Hey Winnipeg! I have solved one of your glaring street problems. I can fix the Portage and Main intersection. For those who do not know about the infamous intersection, Portage and Main is a pedestrian-free zone. Those who do travel by foot are blocked by barricades, forced to detour and take a dull underground walkway to go across the street. Calgary’s mayor, Nenshi, described the underground corridor as a “pedestrian-hostile environment”, after getting lost in the passage in 2016. However, there are talks of re-opening the downtown intersection to pedestrians (probably with the hopes of not losing any more Canadian mayors in the walkway). Winnipeg, I know you are worried about the safety of the children crossing the street and traffic delays, but hear me out and consider a few ideas.
Opening up the Portage and Main intersection is a new opportunity for growth in Winnipeg. Creating cities that are pedestrian and cyclist friendly can do so much more than improving economic growth, it can also create a positive image of a sustainable city. As you may be aware, pedestrians and cyclists are becoming cool again. Leo DiCaprio made the environment trendy, and all of the coolest people are reducing carbon emissions through active transport. Even for the pedestrians that don’t care about the environment, walking has great health benefits! So that’s why I am proposing this idea; a truly pedestrian option, while still keeping the car as king!
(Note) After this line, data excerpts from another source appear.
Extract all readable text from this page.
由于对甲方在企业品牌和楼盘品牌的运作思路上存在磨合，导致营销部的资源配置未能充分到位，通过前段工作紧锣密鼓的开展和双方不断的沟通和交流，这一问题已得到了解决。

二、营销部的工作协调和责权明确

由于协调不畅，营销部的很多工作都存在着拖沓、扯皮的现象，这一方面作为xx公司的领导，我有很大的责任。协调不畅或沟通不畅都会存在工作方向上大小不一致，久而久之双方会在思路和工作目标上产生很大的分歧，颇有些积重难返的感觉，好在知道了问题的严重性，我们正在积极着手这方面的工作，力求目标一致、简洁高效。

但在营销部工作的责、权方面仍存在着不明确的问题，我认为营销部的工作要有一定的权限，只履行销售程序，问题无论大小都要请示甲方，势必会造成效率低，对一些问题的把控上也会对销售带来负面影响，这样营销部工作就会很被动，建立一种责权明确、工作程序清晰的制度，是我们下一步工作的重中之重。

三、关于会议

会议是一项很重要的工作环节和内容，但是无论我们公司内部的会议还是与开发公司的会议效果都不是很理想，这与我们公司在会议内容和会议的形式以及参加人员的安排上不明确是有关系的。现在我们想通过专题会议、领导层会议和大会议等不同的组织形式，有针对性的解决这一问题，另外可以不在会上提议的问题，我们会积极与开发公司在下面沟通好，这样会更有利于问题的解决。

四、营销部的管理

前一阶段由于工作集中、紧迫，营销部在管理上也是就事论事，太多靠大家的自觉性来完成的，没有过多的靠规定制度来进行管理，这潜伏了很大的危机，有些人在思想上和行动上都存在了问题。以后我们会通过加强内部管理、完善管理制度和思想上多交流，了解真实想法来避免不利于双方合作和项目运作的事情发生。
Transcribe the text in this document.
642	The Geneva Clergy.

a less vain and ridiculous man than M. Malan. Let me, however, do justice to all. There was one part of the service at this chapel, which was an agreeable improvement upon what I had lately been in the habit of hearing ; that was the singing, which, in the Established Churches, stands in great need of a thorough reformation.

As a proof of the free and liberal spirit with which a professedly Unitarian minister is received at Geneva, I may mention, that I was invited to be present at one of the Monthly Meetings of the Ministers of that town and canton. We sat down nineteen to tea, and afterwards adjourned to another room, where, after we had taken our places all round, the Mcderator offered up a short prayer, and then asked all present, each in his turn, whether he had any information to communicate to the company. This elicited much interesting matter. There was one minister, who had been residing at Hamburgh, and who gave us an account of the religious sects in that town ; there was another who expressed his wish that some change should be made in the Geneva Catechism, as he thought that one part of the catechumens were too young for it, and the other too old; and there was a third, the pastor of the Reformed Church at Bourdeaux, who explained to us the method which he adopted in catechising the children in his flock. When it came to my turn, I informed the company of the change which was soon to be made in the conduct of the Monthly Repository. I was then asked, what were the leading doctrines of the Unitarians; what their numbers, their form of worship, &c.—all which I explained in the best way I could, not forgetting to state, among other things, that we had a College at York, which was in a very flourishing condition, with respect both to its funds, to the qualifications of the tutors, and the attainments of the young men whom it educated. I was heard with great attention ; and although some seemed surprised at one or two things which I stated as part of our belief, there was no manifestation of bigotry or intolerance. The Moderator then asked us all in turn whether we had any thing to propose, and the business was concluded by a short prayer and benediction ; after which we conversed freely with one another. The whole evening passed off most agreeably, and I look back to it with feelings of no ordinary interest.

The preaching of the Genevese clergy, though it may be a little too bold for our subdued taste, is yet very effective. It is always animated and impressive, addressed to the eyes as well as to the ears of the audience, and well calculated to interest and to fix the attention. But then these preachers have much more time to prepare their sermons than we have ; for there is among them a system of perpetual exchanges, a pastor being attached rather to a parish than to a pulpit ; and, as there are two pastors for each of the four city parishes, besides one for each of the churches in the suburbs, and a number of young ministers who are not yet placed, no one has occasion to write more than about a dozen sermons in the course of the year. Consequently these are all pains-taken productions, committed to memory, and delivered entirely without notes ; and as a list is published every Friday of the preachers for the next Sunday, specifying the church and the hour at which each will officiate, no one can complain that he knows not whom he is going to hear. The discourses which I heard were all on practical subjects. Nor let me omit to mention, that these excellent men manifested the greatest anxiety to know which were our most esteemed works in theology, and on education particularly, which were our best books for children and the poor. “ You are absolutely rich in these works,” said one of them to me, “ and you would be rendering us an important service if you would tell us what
The solution is to incorporate a steel-rail rollercoaster overtop of the intersection. Maybe even expand it to the suburbs? Why bother with a ground-level LRT when you can have a high-speed roller coaster with loop-de-loops? It may sound like a silly idea now, but if you build it, people will use it. I’m even thinking of calling it the Winnipeg Steel Vengeance. If stations are placed in locations accessible to households, I guarantee you will see more people choosing to use the Winnipeg Steel Vengeance over driving.
Here’s a rendering of what I imagine the Winnipeg Steel Vengeance will look like:
Maybe my solution is a bit outlandish, and the real debate about Portage and Main is regarding walking; however, there are broader implications that will result from the final decision of Portage and Main. Will Winnipeg fight for progressive advancements or fall victim to the status quo.
By refusing to reopen the roadway to pedestrians, the conservative viewpoint within Winnipeg will limit the cities potential of achieving a new image and sense of vibrancy, making a city that refuses to open up to the new generation of “the creative class.” It is well-known the creative class values the urban core. They seek a habitat that emits an enhanced quality of life with exciting streets. This new wave of workers will not willingly come to a city where people do not feel welcome or safe to simply cross a street. Without the support of the creative class and the technology-based industry they fuel, cities are vulnerable to becoming desolate and irrelevant in an increasingly knowledge-based economy.
Re-creating cities to retrofit new industries and to improve livability within the downtown core is a scheme that cities across North America are adapting towards. This concept of becoming a competitive city does come at the expense of new and redesigned infrastructure spanning from energy efficient buildings to bike lanes. However, these costs are necessary to attract new workers and corporations. The result of not staying competitive will result in the harsh reality of a dead city.
It is time to let go of stuffy, conservative attitudes and embrace changes that enhance livability within Canadian cities. These changes may shake up the norm Canadians have become accustomed to, but it is essential to see these changes as stepping stones as a means to becoming a thriving city. So Winnipeg, maybe it’s time you take my idea of the Winnipeg Steel Vengeance.